O Observado.

Depois de mais uma noite entediante de sábado, no sofá, vendo programas no Animal Planet, Ricardo pegou no sono lá mesmo com a sua boca escancarada cheias de dentes. Só acordou quando o sol já ia alto, no domingo. Levantou, coçou o traseiro tirou a cueca, e a atirou para longe, sem se interessar onde ia cair. Muitas outras peças de roupas já estavam espalhadas pelo apartamento mesmo. Com a vista ainda embaçada e pelado, caminhou a passos lentos até o banheiro. Sentando no seu trono de cerâmica, limpou os olhos e enquanto seu corpo cumpria a primeira missão fisiológica das manhãs viu algo estranho próximo ao teto do banheiro: uma câmera. Subitamente, como se acordasse pela segunda vez, tapou suas partes íntimas com as mãos, puxou uma toalha que estava próxima e atirou-a contra o objeto. A toalha bateu no teto e caiu, a câmera já havia desaparecido. Ricardo bateu na testa como se chamasse a si mesmo de idiota e tratou de continuar o que fazia tentando esquecer aquilo que considerou um leve delírio de quem ainda não havia acordado completamente. Essa foi a primeira vez que Ricardo viu o que seria, em breve, sua companhia pelo resto de seus dias.

A segunda vez em que viu a tal câmera fora alguns meses depois, em um elevador, não achou nada estranho ela estar ali, afinal esse era um lugar onde sempre havia câmeras, embora pensou ser engraçado a câmera parecer segui-lo. Andou de um lado para outro no elevador e ela continuava a apontar a sua lente insensível para ele.

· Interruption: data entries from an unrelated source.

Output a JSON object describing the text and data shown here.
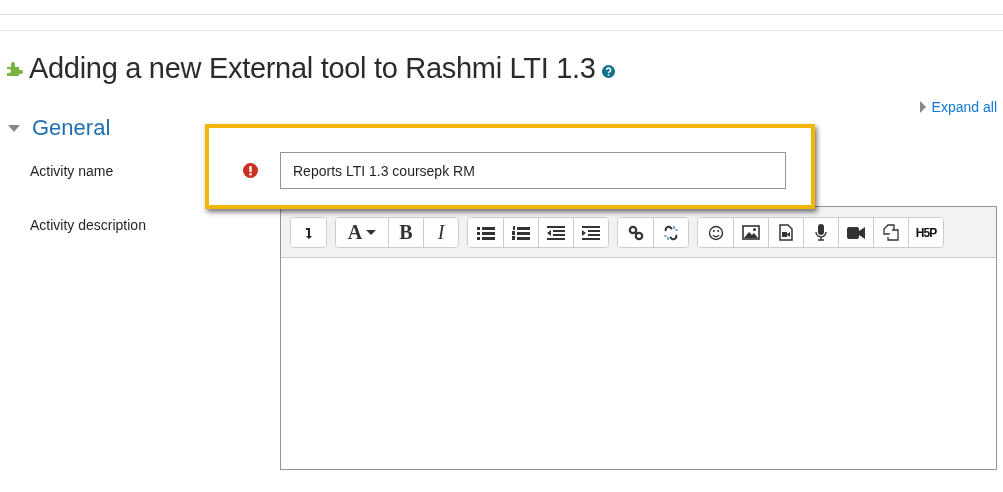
{
  "page": {
    "title": "Adding a new External tool to Rashmi LTI 1.3",
    "expand_all": "Expand all"
  },
  "section": {
    "title": "General",
    "expanded": true
  },
  "fields": [
    {
      "label": "Activity name",
      "kind": "text",
      "value": "Reports LTI 1.3 coursepk RM",
      "error": true,
      "highlighted": true
    },
    {
      "label": "Activity description",
      "kind": "editor",
      "error": false,
      "highlighted": false,
      "toolbar_groups": [
        {
          "buttons": [
            {
              "kind": "icon"
            }
          ]
        },
        {
          "buttons": [
            {
              "kind": "dropdown",
              "label": "A"
            },
            {
              "kind": "bold",
              "label": "B"
            },
            {
              "kind": "italic",
              "label": "I"
            }
          ]
        },
        {
          "buttons": [
            {
              "kind": "icon"
            },
            {
              "kind": "icon"
            },
            {
              "kind": "icon"
            },
            {
              "kind": "icon"
            }
          ]
        },
        {
          "buttons": [
            {
              "kind": "icon"
            },
            {
              "kind": "icon"
            }
          ]
        },
        {
          "buttons": [
            {
              "kind": "icon"
            },
            {
              "kind": "icon"
            },
            {
              "kind": "icon"
            },
            {
              "kind": "icon"
            },
            {
              "kind": "icon"
            },
            {
              "kind": "icon"
            },
            {
              "kind": "logo",
              "label": "H5P"
            }
          ]
        }
      ]
    }
  ]
}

Na terceira vez que Ricardo viu claramente a estranha câmera que lhe vigiava, foi quando fez grandes descobertas. Ia saindo da cozinha com um pacote de batatinhas e uma lata de refrigerante de laranja quando viu na sua frente a câmera. Pela primeira vez pode observar bem o seu aspecto, tinha um formato esférico, era cinza e parecia feita de plástico, embora sua cor quase prateada lembrasse metal. Sua lente era grande e tinha acima dela uma pequena luzinha azul que piscava sem parar. Ricardo se lembrou das outras duas vezes que encontrara o estranho objeto. Soltou o que segurava e se moveu de lado lentamente, a câmera, como era de se esperar continuou acompanhando-o com sua lente. Deu alguns passos para trás, voltando até a cozinha. Pegou um rodo que estava ao lado da pia, lentamente, como se a câmera não estivesse registrando os seus lentos movimentos e de repente, PAAAFTS! Bateu com o rodo na câmera, fazendo o estranho objeto ser arremessado na parede e se despedaçar imediatamente. Observou sem se aproximar muito e viu que havia poucos circuitos e fios dentro do objeto. Foi até a cozinha pegar uma pá para limpar a sujeira, mas quando retornou, nada mais havia no canto da parede. Foi quando pode ouvir que a TV que antes não estava ligada agora mostrava imagens. Aproximou-se e viu que a câmera que ele havia destruído quase naquele instante, estava na frente da TV com um pequeno laser azul apontado para o aparelho, como se projetasse as imagens. Demorou para Ricardo entender o que se passava, mas logo viu quem estava no vídeo: sua mãe no leito do hospital, segurando um bebê. Ele era esse bebê (porque era o único filho) Seu pai estava logo ao lado. A imagem começou a acelerar e se misturar, às vezes se distorcendo ou simplesmente apagando. Mas de vez em quando desacelerava e Ricardo via-se em todos os vídeos. Desde pequenino, brincando com os amigos. Jantando com a família. Correndo na praia. Com a primeira namorada. Na formatura do colegial. Brigando com o pai, chorando no velório do mesmo. Até que mostrou a mais recente filmagem, ele destruindo a câmera. Ricardo ficou pasmo com tudo o que estava diante de seus olhos e pode, não sem choque, entender que aquela câmera estivera o filmando por toda a sua vida. Conseguia agora se lembrar de tê-la visto mais vezes, principalmente quando ainda era criança ou quando estava bêbado. A câmera apagou sua luzinha e voltou a fita-lo.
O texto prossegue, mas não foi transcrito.